Enter God. Well, He's always with us, but He made his presence known to us on this bus. Mind you, we're holding our breath cause it smells rank, we're sweating through our clothes with this humidity, it's pitch black since 6 PM, and we can't tell from any road sign where we are - oh - and no one announces the names of any bus stop. It's now about 10 PM, the bus stops, we're restless, and we notice a lot of people getting off. The guys ahead of us get off, and by the Grace of God, this Tico comes to sit in the now-empty row ahead of us. He asks Rob, in Spanish, if he speaks Spanish.

"Un Poco", replies Rob.

"Where are you trying to go?" he asks in English.

"Playa Hermosa"

Whistle !! Whistle !!

This complete stranger immediately jumps up, whistling for the bus driver to stop, this was our stop! We had to transfer busses!! Our driver politely slams on the brakes and jams on the horn to alert the other bus.  He's then quickly on his cell phone contacting the other driver to wait for these 2 Gringo's to get on the right bus. Praise God for this Tico who decided to switch seats on the bus, and start a conversation with us. 

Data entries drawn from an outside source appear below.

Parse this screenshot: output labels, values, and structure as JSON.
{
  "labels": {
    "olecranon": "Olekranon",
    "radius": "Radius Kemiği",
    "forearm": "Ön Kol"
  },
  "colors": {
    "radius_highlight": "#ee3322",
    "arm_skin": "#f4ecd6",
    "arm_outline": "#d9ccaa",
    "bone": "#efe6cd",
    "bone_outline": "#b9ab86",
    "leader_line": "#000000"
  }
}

Adrenaline pumping, after sprinting our 30lb. packs down the road and apologizing gratefully we're bouncing up and down on this other coach bus for about an hour to Playa Hermosa. The roads are bumpy, not paved, and low-and-behold, "POP!", the bus pops a tire. The driver stops for a bit, a passenger gets off to assess the damage, and within a few minutes, we're moving again, flat tire and all. 

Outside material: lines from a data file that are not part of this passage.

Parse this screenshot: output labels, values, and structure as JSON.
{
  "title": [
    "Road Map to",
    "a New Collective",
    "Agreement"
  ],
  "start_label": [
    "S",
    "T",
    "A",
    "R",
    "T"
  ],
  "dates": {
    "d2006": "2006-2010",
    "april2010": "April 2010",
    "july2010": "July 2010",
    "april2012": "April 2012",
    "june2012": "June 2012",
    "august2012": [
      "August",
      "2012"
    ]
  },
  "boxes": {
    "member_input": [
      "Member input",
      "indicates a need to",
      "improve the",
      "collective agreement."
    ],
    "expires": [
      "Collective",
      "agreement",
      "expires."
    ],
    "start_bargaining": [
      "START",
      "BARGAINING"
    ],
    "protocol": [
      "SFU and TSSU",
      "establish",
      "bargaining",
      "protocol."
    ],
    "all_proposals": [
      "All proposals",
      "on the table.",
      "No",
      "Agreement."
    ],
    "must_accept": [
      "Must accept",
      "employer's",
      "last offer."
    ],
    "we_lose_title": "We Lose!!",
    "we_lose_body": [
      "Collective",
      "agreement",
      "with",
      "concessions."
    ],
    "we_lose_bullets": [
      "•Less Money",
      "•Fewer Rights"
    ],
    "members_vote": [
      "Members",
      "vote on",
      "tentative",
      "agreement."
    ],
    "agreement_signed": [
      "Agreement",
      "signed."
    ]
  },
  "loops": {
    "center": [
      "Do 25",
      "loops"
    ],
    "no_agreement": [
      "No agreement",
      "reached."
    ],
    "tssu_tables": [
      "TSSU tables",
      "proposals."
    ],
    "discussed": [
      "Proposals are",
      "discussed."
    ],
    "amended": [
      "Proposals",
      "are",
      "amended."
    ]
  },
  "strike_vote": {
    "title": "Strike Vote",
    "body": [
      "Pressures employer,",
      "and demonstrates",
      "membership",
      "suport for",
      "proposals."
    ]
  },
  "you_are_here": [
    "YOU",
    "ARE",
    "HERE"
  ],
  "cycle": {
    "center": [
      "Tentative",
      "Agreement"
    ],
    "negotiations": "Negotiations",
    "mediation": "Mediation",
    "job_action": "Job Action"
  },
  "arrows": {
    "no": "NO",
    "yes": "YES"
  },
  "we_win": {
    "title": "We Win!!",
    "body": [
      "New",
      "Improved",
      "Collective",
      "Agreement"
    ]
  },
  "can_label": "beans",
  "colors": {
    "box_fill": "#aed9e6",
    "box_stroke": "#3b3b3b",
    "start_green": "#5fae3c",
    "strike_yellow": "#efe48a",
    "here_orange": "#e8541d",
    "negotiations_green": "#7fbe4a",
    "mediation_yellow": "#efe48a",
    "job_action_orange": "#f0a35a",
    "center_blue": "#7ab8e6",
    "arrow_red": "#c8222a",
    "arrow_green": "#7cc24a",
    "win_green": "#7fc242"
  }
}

Finally, we make it to Playa Hermosa, and the driver drops us off right outside Condovac, the timeshare we stayed at for a week. Arriving at the gate to check in, we had to walk up a ridiculously steep hill in the pitch black with our heavy packs. The man at the gate gave us directions in Spanish, but of course we mis-understood, and walked the opposite direction up another ridiculously steep hill. But we made it!! We checked into room 218 at midnight, and we finally rested from our 30+ hour day(s) of travel. You never realize how nice a shower can be sometimes.